This article has been imported from chorus.fm for discussion. All of the forum rules still apply. Quite a few websites and services (Twitter, SoundCloud, Spotify, etc.) are down today after a distributed denial of service (DDoS) attack on the DNS provider Dyn occurred this morning. Gizmodo has the full list of sites and more information: Domain Name Servers (DNS) act as the internet’s phone book. Basically, they facilitate your request to go to a certain webpage and make sure you are taken to the right place. If the DNS provider that handles requests for Twitter is down, well, good luck getting to Twitter. Some websites are coming back for some users, but it doesn’t look like the problem is fully resolved. Expand - View Original
This is actually pretty unnerving. Also, why the NHL? What did hockey ever do to anyone except be awesome?
Distributed Denial of Service attack. Basically the attacker floods the host with a lot of requests in order to overload the server/website.
The attack was against a Dyn, a DNS provider, not these websites directly.
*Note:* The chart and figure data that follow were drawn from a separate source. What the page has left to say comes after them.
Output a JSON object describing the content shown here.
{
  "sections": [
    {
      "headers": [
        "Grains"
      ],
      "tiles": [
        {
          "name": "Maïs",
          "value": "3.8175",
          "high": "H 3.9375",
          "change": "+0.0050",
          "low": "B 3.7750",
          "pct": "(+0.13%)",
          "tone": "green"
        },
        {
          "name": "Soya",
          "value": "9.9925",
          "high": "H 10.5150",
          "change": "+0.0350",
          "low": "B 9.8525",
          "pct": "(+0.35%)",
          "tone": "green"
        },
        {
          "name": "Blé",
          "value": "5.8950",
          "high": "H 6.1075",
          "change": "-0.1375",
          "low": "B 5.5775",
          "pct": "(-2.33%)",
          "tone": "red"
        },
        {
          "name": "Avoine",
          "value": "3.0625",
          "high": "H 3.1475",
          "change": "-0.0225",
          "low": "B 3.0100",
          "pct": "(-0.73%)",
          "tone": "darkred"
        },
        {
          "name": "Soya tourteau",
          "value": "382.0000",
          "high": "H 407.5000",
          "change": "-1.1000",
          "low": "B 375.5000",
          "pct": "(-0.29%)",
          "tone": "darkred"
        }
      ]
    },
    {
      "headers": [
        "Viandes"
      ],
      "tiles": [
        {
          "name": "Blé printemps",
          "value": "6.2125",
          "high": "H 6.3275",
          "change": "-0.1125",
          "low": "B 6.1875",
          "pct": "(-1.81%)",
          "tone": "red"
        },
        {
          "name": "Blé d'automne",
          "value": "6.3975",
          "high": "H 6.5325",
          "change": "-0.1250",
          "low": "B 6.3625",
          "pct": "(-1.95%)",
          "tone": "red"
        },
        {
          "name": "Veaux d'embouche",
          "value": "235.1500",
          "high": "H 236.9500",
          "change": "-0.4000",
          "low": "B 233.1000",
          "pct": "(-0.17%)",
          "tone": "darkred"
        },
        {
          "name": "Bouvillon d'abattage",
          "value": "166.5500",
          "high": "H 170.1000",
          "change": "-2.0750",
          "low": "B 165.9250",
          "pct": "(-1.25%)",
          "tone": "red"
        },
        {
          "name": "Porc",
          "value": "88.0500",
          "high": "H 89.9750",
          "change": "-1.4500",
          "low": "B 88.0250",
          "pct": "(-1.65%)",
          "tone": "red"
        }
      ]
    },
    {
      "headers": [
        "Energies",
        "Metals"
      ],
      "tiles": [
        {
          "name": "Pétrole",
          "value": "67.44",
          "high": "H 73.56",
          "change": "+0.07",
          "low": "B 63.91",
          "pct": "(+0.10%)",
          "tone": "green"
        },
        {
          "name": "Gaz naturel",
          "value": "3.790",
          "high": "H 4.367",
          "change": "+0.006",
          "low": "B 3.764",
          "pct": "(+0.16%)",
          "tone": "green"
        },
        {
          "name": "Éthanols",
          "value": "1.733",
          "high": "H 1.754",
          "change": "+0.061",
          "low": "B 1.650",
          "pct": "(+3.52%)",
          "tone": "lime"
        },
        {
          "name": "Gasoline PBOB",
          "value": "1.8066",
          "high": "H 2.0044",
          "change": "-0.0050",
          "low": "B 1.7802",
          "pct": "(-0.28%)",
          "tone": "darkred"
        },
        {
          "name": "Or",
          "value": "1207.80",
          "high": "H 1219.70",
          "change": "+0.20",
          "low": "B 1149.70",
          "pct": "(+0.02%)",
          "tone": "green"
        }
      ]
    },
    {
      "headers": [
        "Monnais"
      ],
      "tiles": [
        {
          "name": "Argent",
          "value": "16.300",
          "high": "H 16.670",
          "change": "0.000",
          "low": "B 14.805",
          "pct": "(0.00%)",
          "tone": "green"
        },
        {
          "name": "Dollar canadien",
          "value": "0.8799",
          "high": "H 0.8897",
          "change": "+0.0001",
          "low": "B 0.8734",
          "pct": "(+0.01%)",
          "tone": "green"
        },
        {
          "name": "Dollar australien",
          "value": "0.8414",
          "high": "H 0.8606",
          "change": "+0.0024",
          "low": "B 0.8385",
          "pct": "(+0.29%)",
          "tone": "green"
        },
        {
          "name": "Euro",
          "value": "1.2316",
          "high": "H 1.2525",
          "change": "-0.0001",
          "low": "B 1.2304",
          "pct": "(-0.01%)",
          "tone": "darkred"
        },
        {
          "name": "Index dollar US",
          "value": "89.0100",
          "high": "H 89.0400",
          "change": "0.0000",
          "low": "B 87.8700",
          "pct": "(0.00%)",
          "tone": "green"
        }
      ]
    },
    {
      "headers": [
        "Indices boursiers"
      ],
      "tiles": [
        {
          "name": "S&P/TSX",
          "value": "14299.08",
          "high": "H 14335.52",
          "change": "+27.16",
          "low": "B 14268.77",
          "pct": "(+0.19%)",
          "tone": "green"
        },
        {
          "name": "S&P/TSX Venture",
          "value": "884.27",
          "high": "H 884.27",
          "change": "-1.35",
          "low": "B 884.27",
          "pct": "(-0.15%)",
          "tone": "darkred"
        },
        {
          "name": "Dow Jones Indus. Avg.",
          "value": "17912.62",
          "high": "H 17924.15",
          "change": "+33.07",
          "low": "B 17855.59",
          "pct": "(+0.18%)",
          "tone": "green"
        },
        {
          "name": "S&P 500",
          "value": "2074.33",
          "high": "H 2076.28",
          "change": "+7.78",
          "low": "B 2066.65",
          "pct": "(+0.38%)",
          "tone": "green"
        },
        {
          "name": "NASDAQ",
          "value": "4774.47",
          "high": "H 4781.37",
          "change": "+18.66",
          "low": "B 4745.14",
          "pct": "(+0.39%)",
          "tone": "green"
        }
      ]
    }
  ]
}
Distributed Denial Of Service attack. It's just flooding the target with more requests than it can handle.
Pretty glad I stopped using Spotify because lord knows I couldn't make it through the morning without streaming
The short answer is probably not - by themselves, DDoS attacks don't typically compromise user data. It's concerning that a DDoS attack on a single DNS provider is having such a widespread effect though, and symptomatic of a larger problem - that security is typically an afterthought for a lot of tech companies.